Colorado DOT Holds Drug Recognition Training Course

The Highway Safety Office at the Colorado Department of Transportation has launched a new Drug Recognition Expert or DRE training program for law enforcement personnel.

[Above photo of the graduates from the agency’s 2021 DRE course by the Colorado DOT]

Darrell Lingk, director of the agency’s Highway Safety Office, said in a statement that the DRE School is a nine-day intensive training course that provides law enforcement officers the knowledge, skills, and abilities to detect vehicle operators who are impaired by a variety of drugs.

Image via Colorado DOT

Officers learn how to document the impairment and present a case in a courtroom setting on drug impaired driving.

“With one-third of deaths on our roadways attributed to impaired drivers, drug recognition experts are critical to reducing that number and ultimately getting to our goal of zero deaths,” he explained.

In 2021, drivers suspected of impairment killed 253 people in Colorado, which is 36 percent of all people killed in statewide traffic crashes that year.
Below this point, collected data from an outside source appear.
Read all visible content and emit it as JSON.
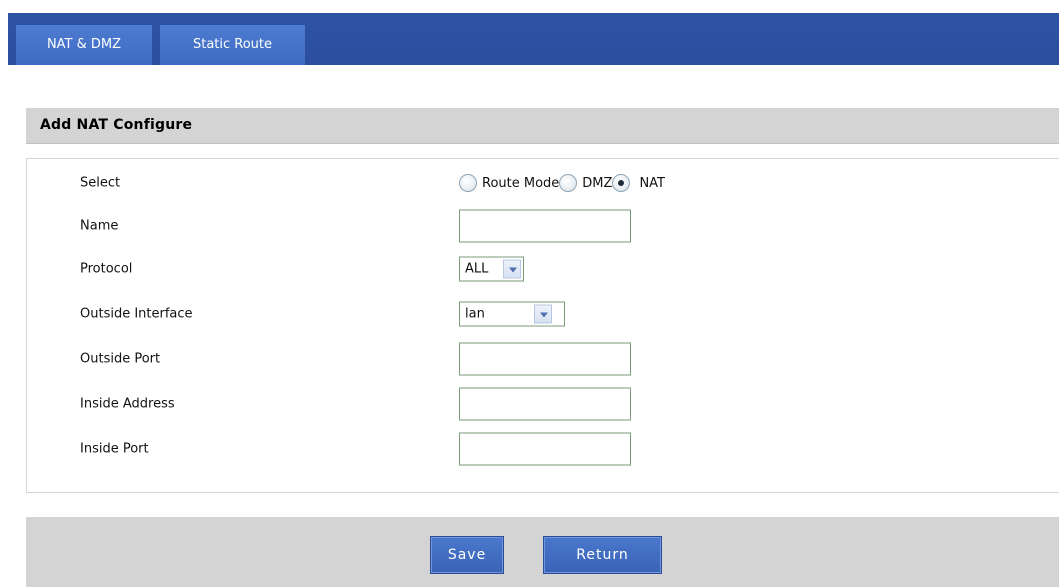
{
  "tabs": [
    {
      "label": "NAT & DMZ"
    },
    {
      "label": "Static Route"
    }
  ],
  "section": {
    "title": "Add NAT Configure"
  },
  "form": {
    "select": {
      "label": "Select",
      "options": [
        {
          "label": "Route Mode",
          "checked": false
        },
        {
          "label": "DMZ",
          "checked": false
        },
        {
          "label": "NAT",
          "checked": true
        }
      ]
    },
    "name": {
      "label": "Name",
      "value": ""
    },
    "protocol": {
      "label": "Protocol",
      "value": "ALL"
    },
    "outside_interface": {
      "label": "Outside Interface",
      "value": "lan"
    },
    "outside_port": {
      "label": "Outside Port",
      "value": ""
    },
    "inside_address": {
      "label": "Inside Address",
      "value": ""
    },
    "inside_port": {
      "label": "Inside Port",
      "value": ""
    }
  },
  "actions": {
    "save_label": "Save",
    "return_label": "Return"
  },
  "colors": {
    "header_blue": "#2f54a6",
    "tab_blue": "#4d7bd0",
    "button_blue": "#3a63b6",
    "panel_gray": "#d4d4d4"
  }
}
While alcohol remains the most common substance found in fatal crashes involving an impaired driver, there is a concerning uptick in fatal crashes that involve other drugs, such as cannabis. In 2020, an estimated 26 percent of drivers involved in fatal crashes and that were drug tested had multiple impairing substances detected in their toxicology results, according to fatality data from the National Highway Traffic Safety Administration.

Additionally, the Colorado Division of Criminal Justice published a report in January analyzing more than 26,000 impaired driving cases that were filed in Colorado in 2019, following the cases from arrest through final court outcome.

The report found 45 percent of drivers tested positive for multiple substances, with the most common combination involving alcohol and Delta 9-THC, which is the primary psychoactive component of marijuana. The second most common pairing was alcohol combined with other drugs such as cocaine, methamphetamine, sedatives and opioids.

According to a report compiled by the AAA Foundation for Traffic Safety, people who use both alcohol and marijuana are some of the most dangerous drivers on the road – significantly more likely to speed, text, intentionally run red lights, and drive aggressively compared to those who do not.